FIG. 1 is a block diagram illustrating a control device for a turbine bypass valve according to an embodiment of the present invention.

FIG. 2 is a schematic system diagram showing a multi-shaft combined plant.

FIG. 3 is a block diagram showing a conventional control device for a turbine bypass valve.

FIG. 4 is a diagram showing changes in steam pressure, pressure set value, and valve opening.

[Explanation of symbols]

1 gas turbine, 2 and 5 generator, 3 exhaust gas boiler, 4 steam turbine, 6 turbine bypass valve, 7
Pressure detector, 8 specified value setter, 9 adder, 10 rate-of-change limiter, 11 subtractor, 12 controller.
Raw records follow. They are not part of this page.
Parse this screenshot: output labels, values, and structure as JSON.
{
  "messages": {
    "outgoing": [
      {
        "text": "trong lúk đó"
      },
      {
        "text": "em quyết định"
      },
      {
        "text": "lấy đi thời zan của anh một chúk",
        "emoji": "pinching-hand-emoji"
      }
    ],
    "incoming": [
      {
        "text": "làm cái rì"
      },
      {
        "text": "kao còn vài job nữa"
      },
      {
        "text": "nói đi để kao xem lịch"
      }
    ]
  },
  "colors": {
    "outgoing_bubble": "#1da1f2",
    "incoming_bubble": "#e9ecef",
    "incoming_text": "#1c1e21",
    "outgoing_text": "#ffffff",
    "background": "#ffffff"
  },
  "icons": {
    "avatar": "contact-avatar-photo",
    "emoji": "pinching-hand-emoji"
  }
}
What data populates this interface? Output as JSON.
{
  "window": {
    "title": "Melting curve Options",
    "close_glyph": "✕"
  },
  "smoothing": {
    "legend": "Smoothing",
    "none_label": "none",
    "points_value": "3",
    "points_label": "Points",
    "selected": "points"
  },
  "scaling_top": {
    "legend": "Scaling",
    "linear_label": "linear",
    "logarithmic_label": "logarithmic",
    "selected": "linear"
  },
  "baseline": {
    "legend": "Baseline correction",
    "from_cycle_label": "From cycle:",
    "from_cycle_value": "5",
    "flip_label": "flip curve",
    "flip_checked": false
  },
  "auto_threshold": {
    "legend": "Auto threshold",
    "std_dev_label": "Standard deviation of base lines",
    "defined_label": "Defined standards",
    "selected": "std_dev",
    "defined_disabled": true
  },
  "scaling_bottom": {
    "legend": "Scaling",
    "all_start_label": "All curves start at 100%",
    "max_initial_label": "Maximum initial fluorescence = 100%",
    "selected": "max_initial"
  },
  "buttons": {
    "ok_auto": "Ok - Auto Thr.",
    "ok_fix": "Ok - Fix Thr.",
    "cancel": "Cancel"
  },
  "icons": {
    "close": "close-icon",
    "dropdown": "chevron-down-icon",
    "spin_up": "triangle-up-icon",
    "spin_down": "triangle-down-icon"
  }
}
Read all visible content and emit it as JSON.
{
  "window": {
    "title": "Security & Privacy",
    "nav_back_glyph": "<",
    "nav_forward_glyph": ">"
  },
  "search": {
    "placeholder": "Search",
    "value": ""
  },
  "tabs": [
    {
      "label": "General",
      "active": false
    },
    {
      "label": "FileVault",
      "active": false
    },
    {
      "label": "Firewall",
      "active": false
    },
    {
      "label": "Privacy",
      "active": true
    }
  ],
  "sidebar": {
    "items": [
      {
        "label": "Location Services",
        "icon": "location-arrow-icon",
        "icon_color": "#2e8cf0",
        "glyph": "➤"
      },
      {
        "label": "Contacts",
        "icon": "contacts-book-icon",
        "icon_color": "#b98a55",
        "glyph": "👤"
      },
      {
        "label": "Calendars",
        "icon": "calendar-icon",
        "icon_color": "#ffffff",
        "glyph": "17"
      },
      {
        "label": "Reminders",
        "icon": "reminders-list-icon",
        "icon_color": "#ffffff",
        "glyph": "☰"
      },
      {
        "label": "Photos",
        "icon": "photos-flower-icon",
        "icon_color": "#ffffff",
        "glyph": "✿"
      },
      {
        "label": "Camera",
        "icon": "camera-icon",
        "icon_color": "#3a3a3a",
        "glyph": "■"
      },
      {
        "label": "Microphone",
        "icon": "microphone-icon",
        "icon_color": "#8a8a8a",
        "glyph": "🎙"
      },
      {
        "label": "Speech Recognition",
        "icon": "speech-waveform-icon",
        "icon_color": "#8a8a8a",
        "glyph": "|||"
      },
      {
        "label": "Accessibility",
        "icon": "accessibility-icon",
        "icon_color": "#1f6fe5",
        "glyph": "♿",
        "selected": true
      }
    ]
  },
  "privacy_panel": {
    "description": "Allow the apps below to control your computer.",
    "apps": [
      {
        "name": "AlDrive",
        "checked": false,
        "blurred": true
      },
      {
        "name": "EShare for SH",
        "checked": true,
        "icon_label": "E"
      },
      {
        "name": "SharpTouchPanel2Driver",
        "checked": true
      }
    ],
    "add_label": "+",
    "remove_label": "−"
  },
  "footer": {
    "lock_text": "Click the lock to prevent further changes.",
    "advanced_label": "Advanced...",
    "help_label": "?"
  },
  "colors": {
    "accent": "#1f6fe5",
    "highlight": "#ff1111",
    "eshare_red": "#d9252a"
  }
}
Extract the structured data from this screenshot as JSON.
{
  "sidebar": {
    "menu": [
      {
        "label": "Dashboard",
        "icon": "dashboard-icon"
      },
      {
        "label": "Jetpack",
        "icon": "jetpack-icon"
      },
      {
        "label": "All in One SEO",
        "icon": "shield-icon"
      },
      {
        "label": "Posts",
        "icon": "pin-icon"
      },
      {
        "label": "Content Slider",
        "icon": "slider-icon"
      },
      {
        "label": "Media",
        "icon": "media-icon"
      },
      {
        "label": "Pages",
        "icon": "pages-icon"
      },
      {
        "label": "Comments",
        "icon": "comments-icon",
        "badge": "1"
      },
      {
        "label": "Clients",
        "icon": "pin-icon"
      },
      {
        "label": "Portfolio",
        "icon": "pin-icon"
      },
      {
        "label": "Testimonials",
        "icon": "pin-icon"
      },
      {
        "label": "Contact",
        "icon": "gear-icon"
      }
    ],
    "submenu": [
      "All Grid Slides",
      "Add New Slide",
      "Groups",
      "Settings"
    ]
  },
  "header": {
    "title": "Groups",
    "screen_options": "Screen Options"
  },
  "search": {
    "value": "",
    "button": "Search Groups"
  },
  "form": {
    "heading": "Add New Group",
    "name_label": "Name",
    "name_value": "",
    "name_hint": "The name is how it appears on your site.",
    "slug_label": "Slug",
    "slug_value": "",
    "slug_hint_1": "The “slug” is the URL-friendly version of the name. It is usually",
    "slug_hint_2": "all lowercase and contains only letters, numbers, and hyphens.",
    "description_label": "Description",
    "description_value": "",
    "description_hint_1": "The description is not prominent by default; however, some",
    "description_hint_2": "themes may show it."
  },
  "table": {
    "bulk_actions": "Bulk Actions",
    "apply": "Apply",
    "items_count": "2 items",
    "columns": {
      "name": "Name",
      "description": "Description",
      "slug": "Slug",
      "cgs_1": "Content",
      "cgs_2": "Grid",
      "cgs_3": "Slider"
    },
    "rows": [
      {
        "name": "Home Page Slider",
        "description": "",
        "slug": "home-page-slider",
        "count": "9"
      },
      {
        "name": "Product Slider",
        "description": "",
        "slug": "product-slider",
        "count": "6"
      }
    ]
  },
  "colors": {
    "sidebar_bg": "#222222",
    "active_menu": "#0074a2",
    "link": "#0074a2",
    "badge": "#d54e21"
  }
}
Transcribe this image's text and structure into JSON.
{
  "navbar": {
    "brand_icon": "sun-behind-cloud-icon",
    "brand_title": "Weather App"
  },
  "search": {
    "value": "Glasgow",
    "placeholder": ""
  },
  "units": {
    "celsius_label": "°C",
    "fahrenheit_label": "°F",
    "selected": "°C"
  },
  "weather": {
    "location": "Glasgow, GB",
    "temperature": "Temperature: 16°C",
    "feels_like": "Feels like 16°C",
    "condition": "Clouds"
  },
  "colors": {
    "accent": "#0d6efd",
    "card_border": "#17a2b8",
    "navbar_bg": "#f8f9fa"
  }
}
──────────────────────────────────────────────────続 き Continued on front page (51) Int.Cl. ⁶ Identification code FI F22B 1/18 F22B 1/18 CE

Claims (2)

[Claims] 1. A steam pressure detecting means for detecting a steam pressure generated by an exhaust gas boiler; and a set value setting means for determining a set value of an opening degree command of a turbine bypass valve based on a detected value of the steam pressure detecting means. Subtraction means for subtracting the set value set in the set value setting means from the detected value of the steam pressure detection means, and issuing an opening degree command for the turbine bypass valve based on the subtraction value subtracted by the subtraction means. In a control device for a turbine bypass valve in a combined plant comprising a controller, a steam cutoff detecting means for detecting a case where a sudden pressure rise due to steam cutoff occurs in the plant; and a steam cutoff detecting means between the set value setting means and the subtraction means. And when the steam cutoff by the steam cutoff detecting means is not detected, outputs the output of the set value setting means to the subtractor. On the other hand, when the steam cutoff is detected, a turbine comprising: a steam pressure holding means for storing and holding a detection value of the steam pressure detecting means when the steam cutoff is detected and outputting the detected value to the subtractor. Control device for bypass valve. 2. A setting value of an opening command of a turbine bypass valve is determined based on a detected value of a steam pressure generated by an exhaust gas boiler, and based on a subtraction value obtained by subtracting the set value from the detected value of the steam pressure. In the control method of the turbine bypass valve in the combined plant in which the opening degree command of the turbine bypass valve is performed, in a case where a sudden pressure increase due to the steam shutoff occurs in the plant, the steam shutoff occurs with the set value. A method for controlling a turbine bypass valve in a combined plant, characterized in that the control value is fixed to a value at the time.